As the U.S, Supreme Court heard arguments on the constitutionality of Arizona’s SB 1070 on Wednesday, hundreds of civil rights organizers, immigrations advocacy groups, DREAMers, religious leaders, and Arizonians gathered outside the high court to protest the state’s anti-immigration bill.
Activists denounced the law’s “show me your papers” provision, which allows law enforcement to demand proof of citizenship from anyone, whether citizen or undocumented, based on simple perceptions.
Speakers at the rally highlighted the devastating consequences that would befall the undocumented, immigrant families, and people of color living in Arizona.
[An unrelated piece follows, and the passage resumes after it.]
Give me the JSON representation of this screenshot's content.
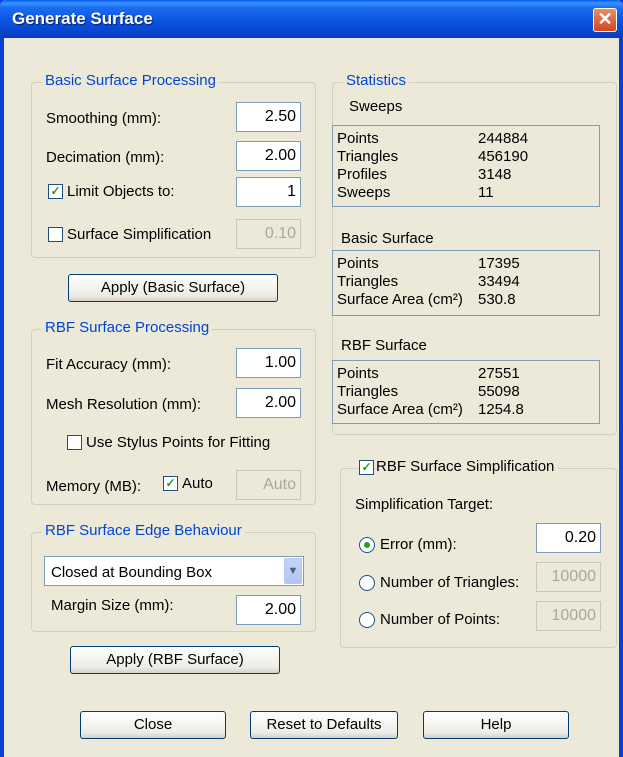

They also noted how the entire nation would suffer should the law be deemed constitutional.
“The implications of this decision will reverberate far beyond Arizona’s borders, and undermine our fundamental principles of fairness and equality,” said Marielena Hincapie, the executive director of the National Immigration Law Center.
By June, the Supreme Court is expected to rule on whether states like Arizona—Alabama, Georgia, Utah, and Indiana have already followed suit with similar laws—have the power to pass and enforce local immigration legislation without following federal regulations.
Sanctioning a patchwork of anti-immigrant laws risks dividing our nation along regional lines instead of keeping us united, the activists said. The Supreme Court should uphold a singular vision of America treating people with fairness and equal protection under the law, they argued.
“If the Supreme Court blesses these laws, it will not simply be resolving a doctrinal debate about the limits of state authority over immigration policy,” said Marshall Fitz, director of Immigration Policy at the Center for American Progress, our parent organization.
Fitz noted with a new generation of young people that is more diverse than ever, laws like SB 1070 will likely put the majority of Americans at odds with some racial profiling tendencies.
“It will effectively give states the green light to treat people differently based on their appearance rather than their actions,” Fitz said. “And it will do so at a time when the color and face of our nation are changing dramatically and ethnic diversity is becoming a norm across the country.”
By enacting laws that seek to regulate immigration flows by “attrition through enforcement”—and making earning a living and procuring basic necessities so difficult for the undocumented that they will choose to “self-deport”—is not only ineffective but wades into policy territory generally reserved for the federal government. That distinction is the main issue of contention in the Supreme Court case.
“Arizona is flying in the face of the Founders’ core vision and Congress’ comprehensive federal immigration law,” said Cecilia Wang, the director of the America Civil Liberties Union Immigrants’ Rights Project, adding that SB 1070 is “undermining basic American rights, national interests, and everyone’s public safety.”
DREAMers—young, undocumented people who would benefit from a federal DREAM Act—and other young activists at the rally said SB 1070 both impacts undocumented workers and has wide ranging implications for children of the undocumented, many of whom are U.S. citizens. Often, they live in fear that one of their family members may be detained on their drive to work, and others see their educational dreams shelved when they’re forced to drop out of college to help with paying the bills.
“Any action taken against an immigrant in Arizona is an action taken against all of us” said DREAMer Katherine Tabares (a member of Make The Road New York). “We are all immigrants and what we want is to succeed for our future and the future of our country. We have the right to live without fear.”